Use a privacy screenSitting in the train from London to Manchester yesterday, my passenger an HR Manager in a leading UK Bank pulled out her laptop and started reviewing the numbers for her department, a spreadsheet that contained details of a month-on-month comparison for the business and made for very interesting reading. Next she started on the report that gave me a detailed understanding of the business model and the financials which according to me was very confidential and should have not been out in the open.

This report mentioned a few names that were based out of the practise in Mumbai and indicated the next moves that involved promotions and team details. Not being content with this, I accessed the internet and figured out her role in the organisation, her colleagues(named in the emails) and their roles within the department and the nature of the business. As the journey progressed, I also was able to review a tribunal case that was in progress of an individual within the organisation.

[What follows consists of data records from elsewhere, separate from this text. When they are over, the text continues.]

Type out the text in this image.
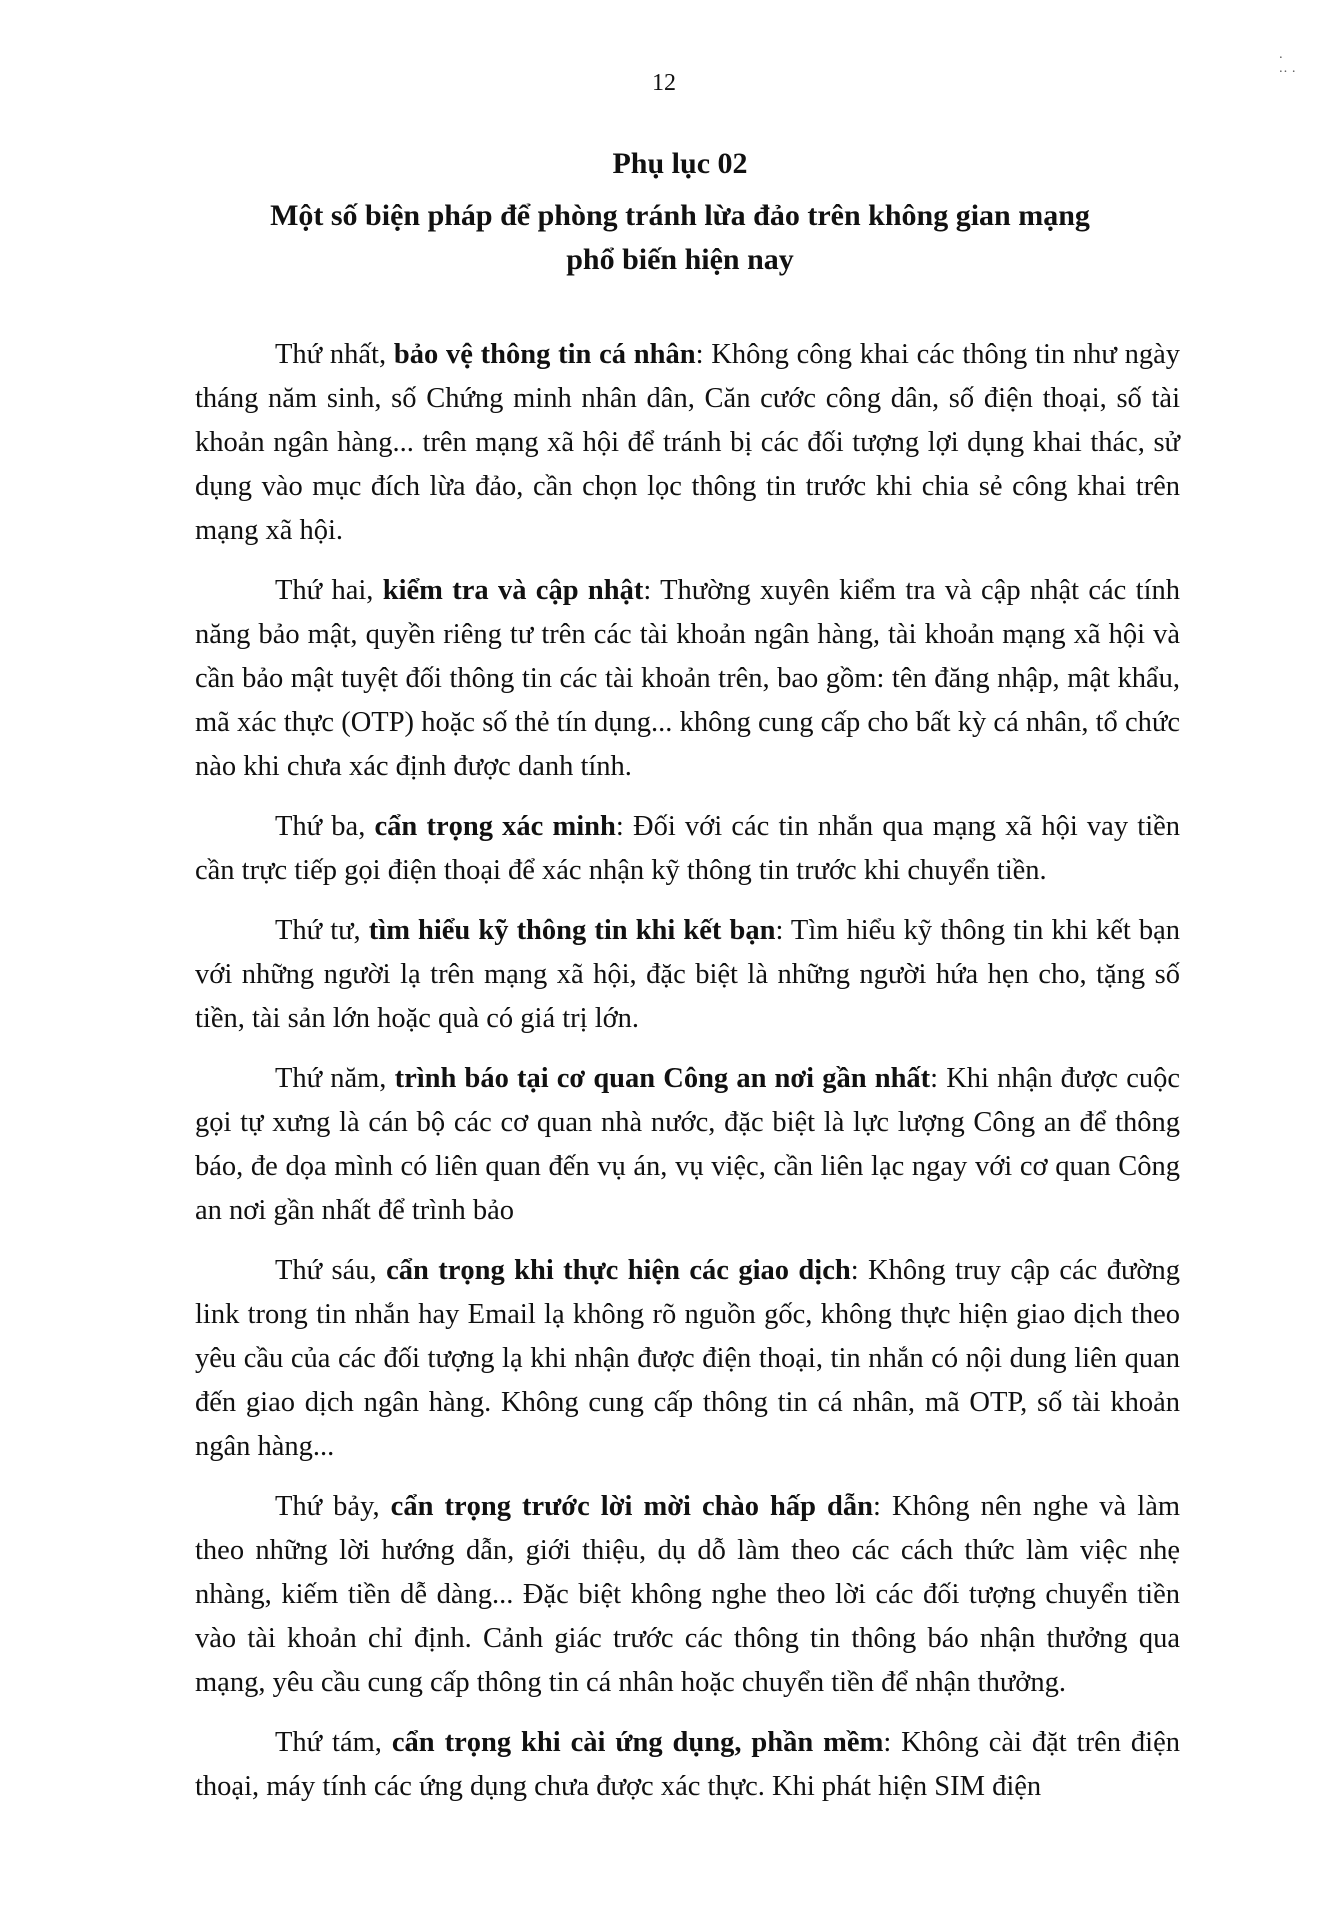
12
·
·· ·

Phụ lục 02

Một số biện pháp để phòng tránh lừa đảo trên không gian mạng

phổ biến hiện nay

Thứ nhất, bảo vệ thông tin cá nhân: Không công khai các thông tin như ngày tháng năm sinh, số Chứng minh nhân dân, Căn cước công dân, số điện thoại, số tài khoản ngân hàng... trên mạng xã hội để tránh bị các đối tượng lợi dụng khai thác, sử dụng vào mục đích lừa đảo, cần chọn lọc thông tin trước khi chia sẻ công khai trên mạng xã hội.

Thứ hai, kiểm tra và cập nhật: Thường xuyên kiểm tra và cập nhật các tính năng bảo mật, quyền riêng tư trên các tài khoản ngân hàng, tài khoản mạng xã hội và cần bảo mật tuyệt đối thông tin các tài khoản trên, bao gồm: tên đăng nhập, mật khẩu, mã xác thực (OTP) hoặc số thẻ tín dụng... không cung cấp cho bất kỳ cá nhân, tổ chức nào khi chưa xác định được danh tính.

Thứ ba, cẩn trọng xác minh: Đối với các tin nhắn qua mạng xã hội vay tiền cần trực tiếp gọi điện thoại để xác nhận kỹ thông tin trước khi chuyển tiền.

Thứ tư, tìm hiểu kỹ thông tin khi kết bạn: Tìm hiểu kỹ thông tin khi kết bạn với những người lạ trên mạng xã hội, đặc biệt là những người hứa hẹn cho, tặng số tiền, tài sản lớn hoặc quà có giá trị lớn.

Thứ năm, trình báo tại cơ quan Công an nơi gần nhất: Khi nhận được cuộc gọi tự xưng là cán bộ các cơ quan nhà nước, đặc biệt là lực lượng Công an để thông báo, đe dọa mình có liên quan đến vụ án, vụ việc, cần liên lạc ngay với cơ quan Công an nơi gần nhất để trình bảo

Thứ sáu, cẩn trọng khi thực hiện các giao dịch: Không truy cập các đường link trong tin nhắn hay Email lạ không rõ nguồn gốc, không thực hiện giao dịch theo yêu cầu của các đối tượng lạ khi nhận được điện thoại, tin nhắn có nội dung liên quan đến giao dịch ngân hàng. Không cung cấp thông tin cá nhân, mã OTP, số tài khoản ngân hàng...

Thứ bảy, cẩn trọng trước lời mời chào hấp dẫn: Không nên nghe và làm theo những lời hướng dẫn, giới thiệu, dụ dỗ làm theo các cách thức làm việc nhẹ nhàng, kiếm tiền dễ dàng... Đặc biệt không nghe theo lời các đối tượng chuyển tiền vào tài khoản chỉ định. Cảnh giác trước các thông tin thông báo nhận thưởng qua mạng, yêu cầu cung cấp thông tin cá nhân hoặc chuyển tiền để nhận thưởng.

Thứ tám, cẩn trọng khi cài ứng dụng, phần mềm: Không cài đặt trên điện thoại, máy tính các ứng dụng chưa được xác thực. Khi phát hiện SIM điện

I am sure that this bank does have a great information security program and regularly holds security awareness within departments, but one does not have to enter the building to get data, this data is provided to the external world by the employees themselves. Employees want access to the data and want to be a part of the mobile workforce, but then this exposes an organisation to great security breaches. I’m sure that a privacy screen would have helped in this case and would have been a very effective solution.

Just for a moment imagine that I was a news reporter, or had a malicious intent; further digging could have yielded more useful information. I have informed the bank that their security awareness should improve.

Employees must understand that with great freedom comes great responsibility.